Consequentialism is a post-hoc rationalisation engine. The actual reasoning is intuitive. Every time the implications get uncomfortable, "second-order effects" materialises to rescue the intuition. The Harmonix case: second-order effects reject it. The organ escalator: second-order effects reject it. The Athena case: second-order effects reject it. Convenient that this escape hatch always fires in the right direction. The "second-order effects" argument is unfalsifiable — it can justify any conclusion the position holder already wanted to reach.

Blue Team: The Operability Critique Proves Too Much

Every framework faces the triage problem

Rights-based frameworks just hide the tradeoff behind "tragic choices" language. Explicit QALY calculations, for all their imprecision, can be audited, challenged, and improved. Mrs. Chen can see the numbers and contest them. Under a rights-based framework, the denial is equally real but the reasoning is opaque. Transparency about uncertainty is better than hidden uncertainty.

Variance is part of the calculation

Include it. This is standard decision theory. The emphasis on second-order effects IS the instruction to weight tail risk heavily. Framework A's high variance means its expected value, properly calculated with risk-aversion over civilisational outcomes, is lower than it naively appears. Only robust interventions — those that survive pessimistic assumptions — pass the filter. This is not a conflict within the framework. It is the framework working as designed.

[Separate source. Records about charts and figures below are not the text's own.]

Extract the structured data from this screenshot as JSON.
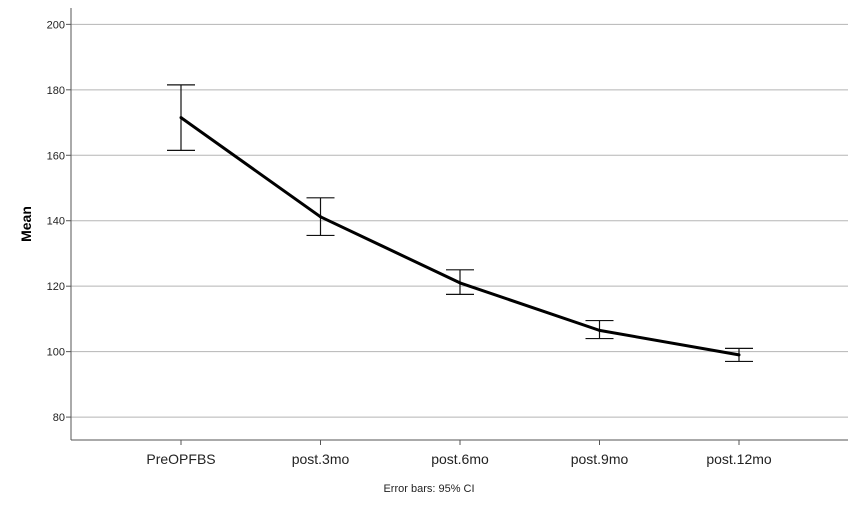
{
  "chart_data": {
    "type": "line",
    "title": "",
    "xlabel": "",
    "ylabel": "Mean",
    "categories": [
      "PreOPFBS",
      "post.3mo",
      "post.6mo",
      "post.9mo",
      "post.12mo"
    ],
    "series": [
      {
        "values": [
          171.5,
          141.2,
          121.0,
          106.5,
          99.0
        ],
        "ci_lower": [
          161.5,
          135.5,
          117.5,
          104.0,
          97.0
        ],
        "ci_upper": [
          181.5,
          147.0,
          125.0,
          109.5,
          101.0
        ],
        "color": "#000000"
      }
    ],
    "ylim": [
      73,
      205
    ],
    "yticks": [
      80,
      100,
      120,
      140,
      160,
      180,
      200
    ],
    "grid": "horizontal",
    "footnote": "Error bars: 95% CI"
  }
}
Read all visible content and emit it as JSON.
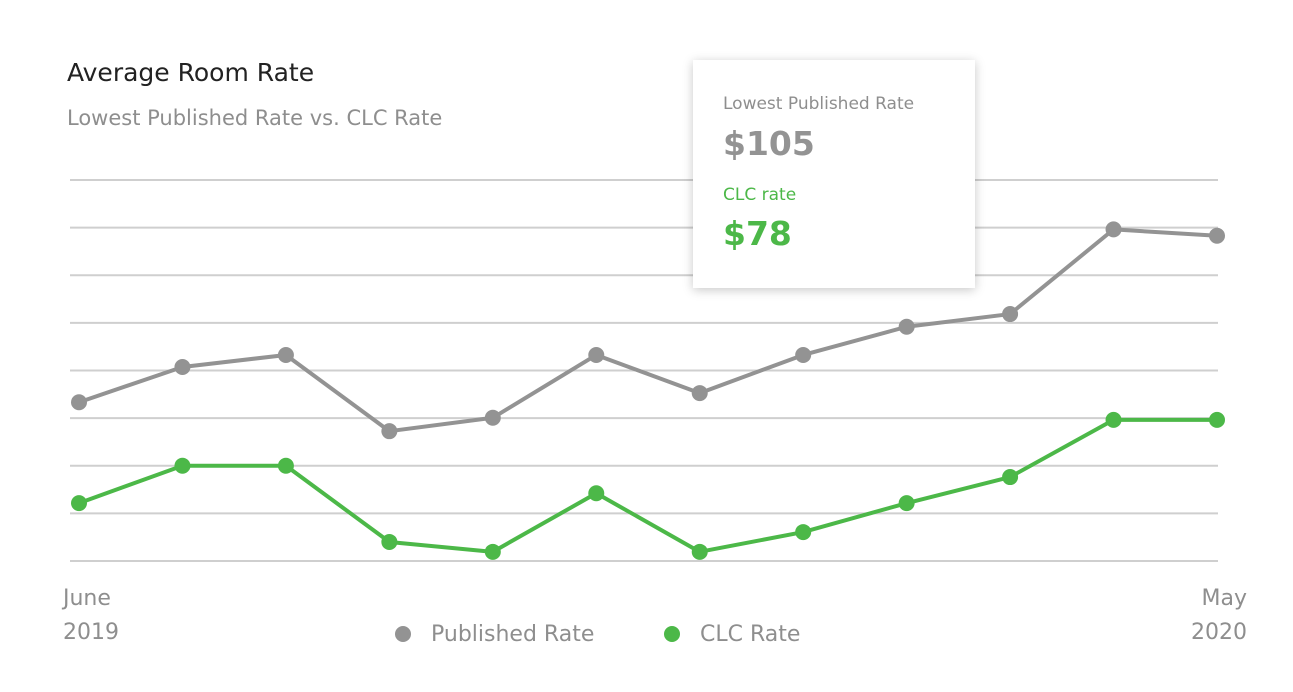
{
  "chart_data": {
    "type": "line",
    "title": "Average Room Rate",
    "subtitle": "Lowest Published Rate vs. CLC Rate",
    "categories": [
      "June 2019",
      null,
      null,
      null,
      null,
      null,
      null,
      null,
      null,
      null,
      null,
      "May 2020"
    ],
    "series": [
      {
        "name": "Published Rate",
        "color": "#939393",
        "values": [
          80.5,
          85.5,
          87.2,
          76.4,
          78.3,
          87.2,
          81.8,
          87.2,
          91.2,
          93,
          105,
          104.1
        ]
      },
      {
        "name": "CLC Rate",
        "color": "#4cb848",
        "values": [
          66.2,
          71.5,
          71.5,
          60.7,
          59.3,
          67.6,
          59.3,
          62.1,
          66.2,
          69.9,
          78,
          78
        ]
      }
    ],
    "ylim": [
      58,
      112
    ],
    "yticks": [
      58,
      64.75,
      71.5,
      78.25,
      85,
      91.75,
      98.5,
      105.25,
      112
    ],
    "grid": true,
    "tooltip": {
      "published_label": "Lowest Published Rate",
      "published_value": "$105",
      "clc_label": "CLC rate",
      "clc_value": "$78"
    }
  }
}
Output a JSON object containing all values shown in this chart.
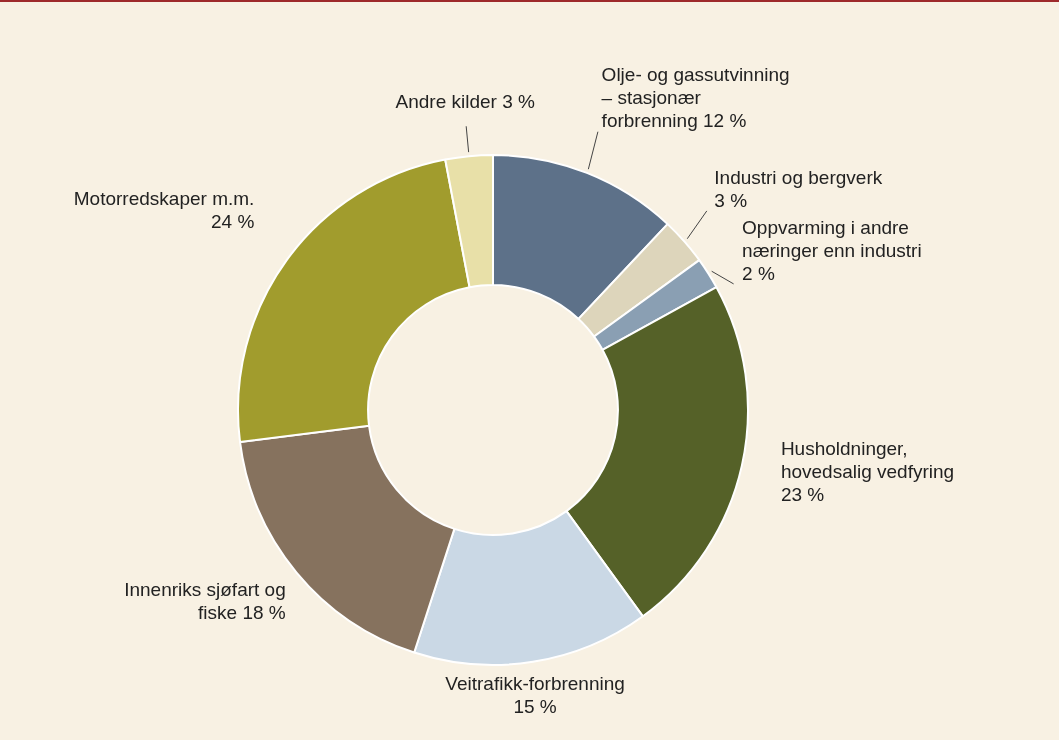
{
  "chart_data": {
    "type": "donut",
    "categories": [
      "Olje- og gassutvinning – stasjonær forbrenning",
      "Industri og bergverk",
      "Oppvarming i andre næringer enn industri",
      "Husholdninger, hovedsalig vedfyring",
      "Veitrafikk-forbrenning",
      "Innenriks sjøfart og fiske",
      "Motorredskaper m.m.",
      "Andre kilder"
    ],
    "values": [
      12,
      3,
      2,
      23,
      15,
      18,
      24,
      3
    ],
    "value_labels": [
      "12 %",
      "3 %",
      "2 %",
      "23 %",
      "15 %",
      "18 %",
      "24 %",
      "3 %"
    ],
    "colors": [
      "#5d7189",
      "#ddd5bb",
      "#8a9fb3",
      "#556128",
      "#cad8e5",
      "#86725e",
      "#a19c2d",
      "#e8e0a8"
    ],
    "legend": false
  }
}
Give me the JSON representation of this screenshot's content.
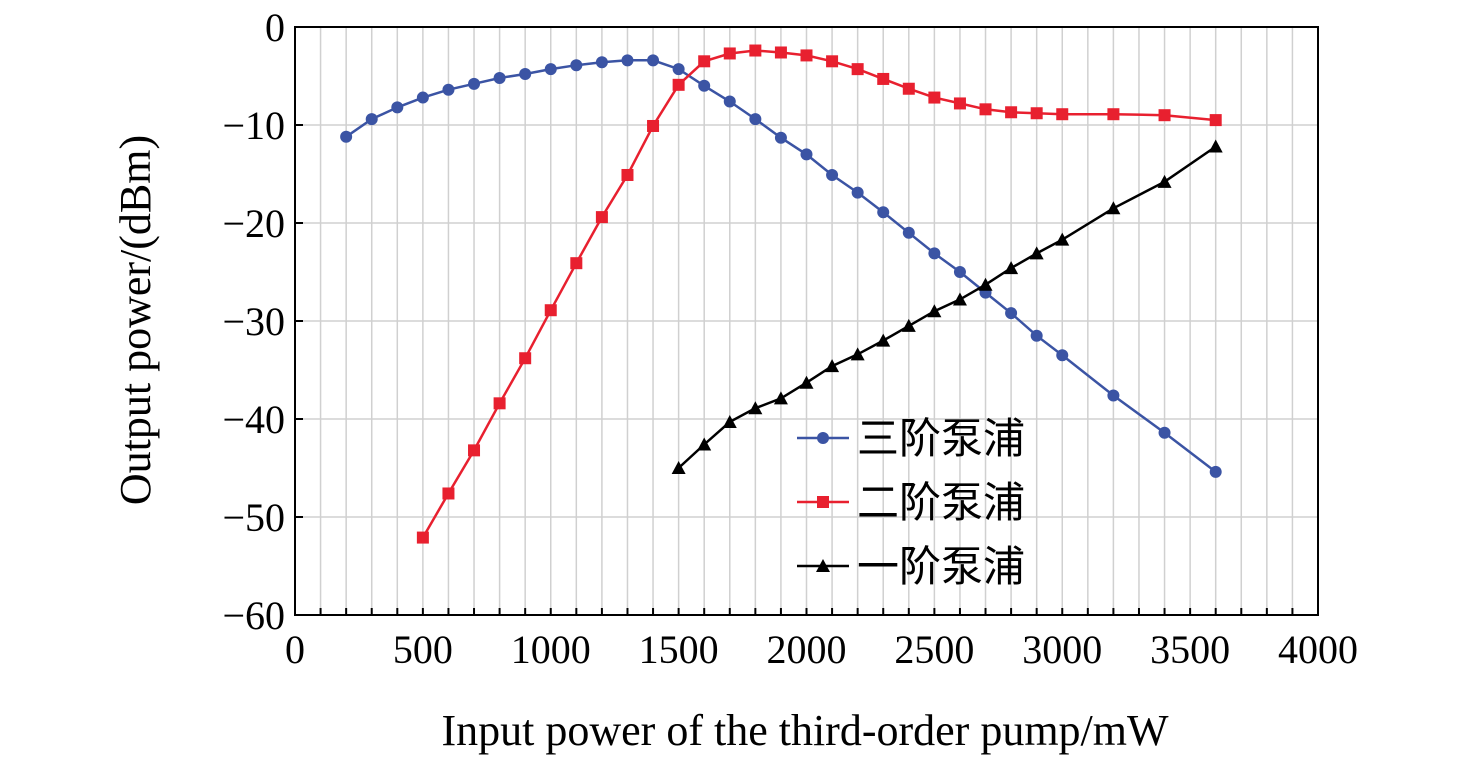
{
  "chart_data": {
    "type": "line",
    "title": "",
    "xlabel": "Input power of the third-order pump/mW",
    "ylabel": "Output power/(dBm)",
    "xlim": [
      0,
      4000
    ],
    "ylim": [
      -60,
      0
    ],
    "xticks": [
      0,
      500,
      1000,
      1500,
      2000,
      2500,
      3000,
      3500,
      4000
    ],
    "yticks": [
      0,
      -10,
      -20,
      -30,
      -40,
      -50,
      -60
    ],
    "xtick_labels": [
      "0",
      "500",
      "1000",
      "1500",
      "2000",
      "2500",
      "3000",
      "3500",
      "4000"
    ],
    "ytick_labels": [
      "0",
      "−10",
      "−20",
      "−30",
      "−40",
      "−50",
      "−60"
    ],
    "grid": true,
    "legend_position": "bottom-right",
    "series": [
      {
        "name": "三阶泵浦",
        "color": "#3b54a4",
        "marker": "circle",
        "x": [
          200,
          300,
          400,
          500,
          600,
          700,
          800,
          900,
          1000,
          1100,
          1200,
          1300,
          1400,
          1500,
          1600,
          1700,
          1800,
          1900,
          2000,
          2100,
          2200,
          2300,
          2400,
          2500,
          2600,
          2700,
          2800,
          2900,
          3000,
          3200,
          3400,
          3600
        ],
        "y": [
          -11.2,
          -9.4,
          -8.2,
          -7.2,
          -6.4,
          -5.8,
          -5.2,
          -4.8,
          -4.3,
          -3.9,
          -3.6,
          -3.4,
          -3.4,
          -4.3,
          -6.0,
          -7.6,
          -9.4,
          -11.3,
          -13.0,
          -15.1,
          -16.9,
          -18.9,
          -21.0,
          -23.1,
          -25.0,
          -27.1,
          -29.2,
          -31.5,
          -33.5,
          -37.6,
          -41.4,
          -45.4
        ]
      },
      {
        "name": "二阶泵浦",
        "color": "#e8202f",
        "marker": "square",
        "x": [
          500,
          600,
          700,
          800,
          900,
          1000,
          1100,
          1200,
          1300,
          1400,
          1500,
          1600,
          1700,
          1800,
          1900,
          2000,
          2100,
          2200,
          2300,
          2400,
          2500,
          2600,
          2700,
          2800,
          2900,
          3000,
          3200,
          3400,
          3600
        ],
        "y": [
          -52.1,
          -47.6,
          -43.2,
          -38.4,
          -33.8,
          -28.9,
          -24.1,
          -19.4,
          -15.1,
          -10.1,
          -5.9,
          -3.5,
          -2.7,
          -2.4,
          -2.6,
          -2.9,
          -3.5,
          -4.3,
          -5.3,
          -6.3,
          -7.2,
          -7.8,
          -8.4,
          -8.7,
          -8.8,
          -8.9,
          -8.9,
          -9.0,
          -9.5
        ]
      },
      {
        "name": "一阶泵浦",
        "color": "#000000",
        "marker": "triangle",
        "x": [
          1500,
          1600,
          1700,
          1800,
          1900,
          2000,
          2100,
          2200,
          2300,
          2400,
          2500,
          2600,
          2700,
          2800,
          2900,
          3000,
          3200,
          3400,
          3600
        ],
        "y": [
          -45.0,
          -42.6,
          -40.3,
          -38.9,
          -37.9,
          -36.3,
          -34.6,
          -33.4,
          -32.0,
          -30.5,
          -29.0,
          -27.8,
          -26.3,
          -24.6,
          -23.1,
          -21.7,
          -18.5,
          -15.8,
          -12.2
        ]
      }
    ]
  }
}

Reflective equilibrium is the standard methodology

Not post-hoc rationalisation — it's framework and intuitions checking each other. Every ethical framework works this way. Rawls did it. Scanlon did it. Singer does it. The question is not whether second-order effects sometimes rescue intuitions, but whether the framework ever overrides them.

The honest concession

The "second-order effects" argument could function as an unfalsifiable escape hatch. The test is whether the framework ever overrides strong intuitions — whether it ever produces conclusions the position holder finds genuinely uncomfortable and accepts anyway. The position holder should identify such cases or acknowledge that the framework is functioning as a lens rather than a decision procedure. This is the most important demand the red team has made.

Where this lands

The autonomy firewall problem. Purely instrumental autonomy provides no firewall against sufficiently capable manipulators, including aligned-seeming AI. The blue team's defence — that verification failure is itself a catastrophic second-order effect — works for known cases but provides no guarantee against manipulators sophisticated enough to satisfy the verification criteria. The framework is honest about this vulnerability, but honesty is not a solution.

The empirical-limits problem. The absence of principled limits means constraints are only as reliable as empirical estimates, which are subject to motivated reasoning. The ratchet may not ratchet in practice, but the framework's theoretical inability to say "this far and no further" remains a structural weakness. The blue team's best response — that real-world friction provides the limits theory doesn't — is an argument from institutional inertia, not from the framework itself.

The escape-hatch problem. "Second-order effects" functions as a potentially unfalsifiable escape hatch that conveniently rescues comfortable intuitions. The position holder should either identify concrete cases where the framework overrides strong intuitions, or acknowledge it is a lens rather than a decision procedure. This is not a minor bookkeeping issue — it determines whether the framework is doing genuine philosophical work or providing sophisticated vocabulary for decisions made on other grounds.